There is nothing more important to American democracy than the participation of its citizens through voting. Voting in local, state and federal elections is a precious right that unfortunately is the subject of considerable confusion in Kansas these days. With the primary election less than a month away, Kansas remains mired in a number of court battles over which registered voters are allowed to vote and in which contests. Last week, a federal judge refused to block a decision by the executive director of the U.S. Election Assistance Commission to require voters in Kansas, Georgia and Alabama to present proof of citizenship to complete their registrations using a federal form. In other states, the federal voter registration form requires voters to swear under penalty of perjury that they are citizens but doesn’t require citizenship proof such as a birth certificate or passport. Legal action challenging the EAC decision still is active, but the judge said the decision should stand until the case is decided at trial.
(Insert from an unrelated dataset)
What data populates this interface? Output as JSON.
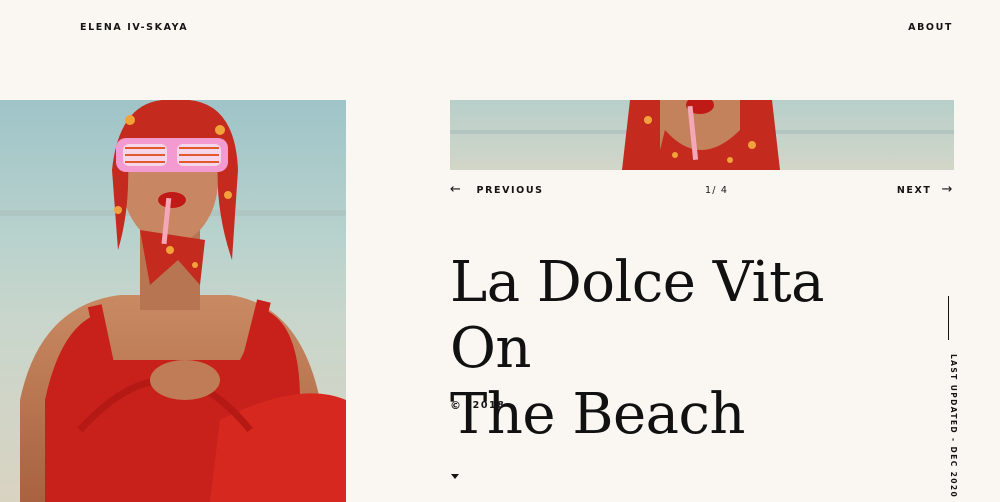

So, at least for now, the relatively few people who register using a federal form will not be able to vote in Kansas unless they provide proof of citizenship. That puts them in the same category with thousands of other Kansans whose voter registrations have been put on hold awaiting citizenship documents. That is, unless those voters registered at a Kansas motor vehicle office, in which case, according to another federal judge, the federal “motor voter” law requires that they be allowed to vote in federal, but not local and state elections.
And who knows what other confusion will be added to the Kansas voter registration system between now and the Aug. 2 primary election?